5 - bias

509 83 25
                                    

"DI per-fandom-an K-Pop, ada teori yang bilang: bukan lo yang pilih bias, tapi bias yang milih lo." Lydia menyendok es krim stroberinya. "Dalam kasus gue, Jimin adalah member BTS yang kali pertama narik perhatian. Di bulan-bulan pertama, gue selalu bilang Jimin adalah bias gue, sampai kemudian mereka rilis DNA buat comeback dan, oh my God, Min Yoongiii!"

"Yoongi itu... SUGA?"

"Yes, Ethan, lo kayaknya udah mulai hafal sama nama-namanya. Anyway, lo mau tahu kenapa Yoongi 'memilih' gue sebagai pengikutnya?"

Sesi makan siang hari ini Ethan lewatkan bersama Lydia di salah satu gerai es krim sekitar gedung kantor. Dia sengaja mengajaknya keluar setelah menyimak lagu-lagu BTS rekomendasi Grace. Menyadari kemajuan pesat tersebut, Lydia mengiayakan ajakan Ethan, bahkan membayar santap siang mereka.

"Lo ngulik BTS dalam rangka PDKT sama Grace?" tanya Lydia sesampainya mereka di kantor. Selain mereka, ada dua staf lain yang sudah kembali dari makan siang. "Soalnya udah setahun lebih lo di sini, kerja selantai sama kita, tapi baru sekarang tertarik pengin ngulik soal K-Pop."

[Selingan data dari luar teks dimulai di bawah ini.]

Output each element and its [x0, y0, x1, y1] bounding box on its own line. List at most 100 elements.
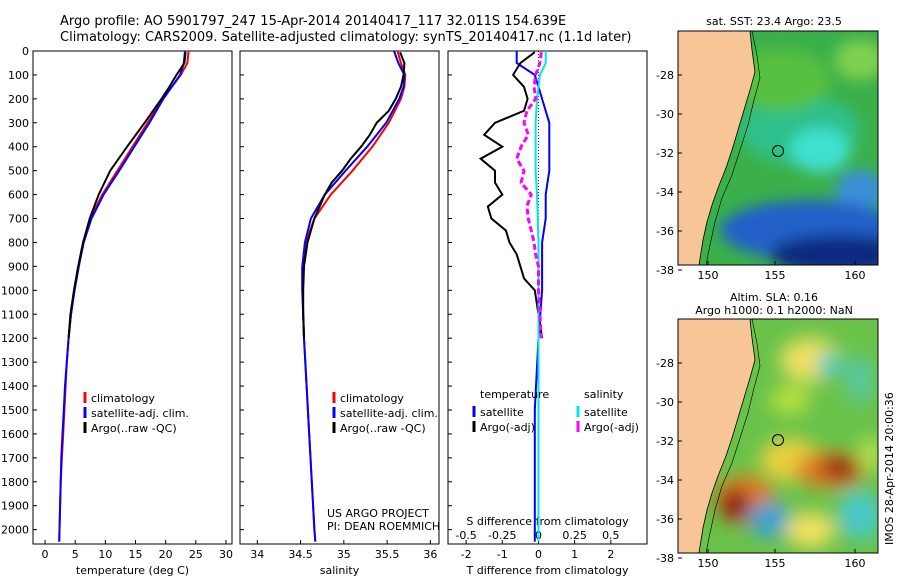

"Hei, aku pernah liput konser EXO waktu masih jadi freelancer." Ethan tak mau dikatai modus karena hal ini. "Aku benar-benar tertarik, karena lagu-lagu yang Grace kasih kemarin ternyata cocok sama seleraku. Selama ini aku cuma tahu lagu-lagu populernya aja."

"Dih, setiap hari gue sering muter lagu BTS yang kurang mainstream juga."

"Tapi aku enggak tahu judul-judulnya, Lydia." Pintu terbuka, Ninit dan Bayu—dua rekan kerja Lydia dari divisi K-Pop—melambaikan tangan pada mereka. "Soal bias, aku penasaran sama cara kerjanya. Kirain cuma milih anggota yang satu frekuensi sama kepribadian, ternyata bisa sekompleks itu, ya."

Obrolan tersebut tak sempat dilanjutkan karena keduanya harus meneruskan pekerjaan. Ethan baru membuka kotak masuk email saat ponselnya berdenting dua kali. Notifikasi WhatsApp dari Grace. Rasanya seperti sudah berminggu-minggu mereka tak bertatap muka, padahal baru kemarin mereka melewatkan waktu bersama.

Punggung Ethan berdesir. "Astaga," bisiknya, lalu cepat-cepat mengulum bibir untuk menahan tawa. Kapan kali terakhir dia berpikir seperti remaja yang sedang kasmaran?

[Grace] Weekend ini aku ke Jakarta. Ada tugas.

[Grace] Kamu bakal ke Bandung atau stay di sana?

Akhir pekan ini memang jadwal Ethan pulang ke Bandung. Namun, setelah impulsif menemui Grace dua hari lalu dan mendapatkan kabar ini, mana mungkin dia akan melewatkan kesempatan bagus untuk bertemu.

[Ethan] Harusnya pulang, tapi jadwalku fleksibel.

[Grace] Dev enggak bakal tanya-tanya?

[Ethan] Dia pernah absen ketemu aku dua tahun. Enggak apa-apa.

Mata Ethan bolak-balik menatap layar laptop dan ponsel sebelum menerima pesan baru dari Grace. Alright, let's meet up on Sunday? My place or yours?

My place or yours? Bukan mau di kafe atau restoran atau showcase atau konser. Grace menganggap serius tawaran Ethan. Gadis itu tak mengenal langkah setengah-setengah.

[Ethan] Tempatku kecil, sih, apartemen tipe studio.

[Grace] I'm fine with that. Just share your location.

"Tan, lo baik-baik aja?" Ethan nyaris menyenggol gelasnya saat mendapati Ninit berdiri di deoan kubikel. "Dari tadi gue sama Bayu lihatin lo enggak bisa diem di kursi. Lagi sembelit?"

Ethan menggeleng. Sebaiknya dia menelepon Grace saat jam pulang kerja. "Omong-omong, Lydia beres rapat pukul berapa?"

"Katanya beres rapat bakal langsung cabut ke Kemang. Ngeliput press con."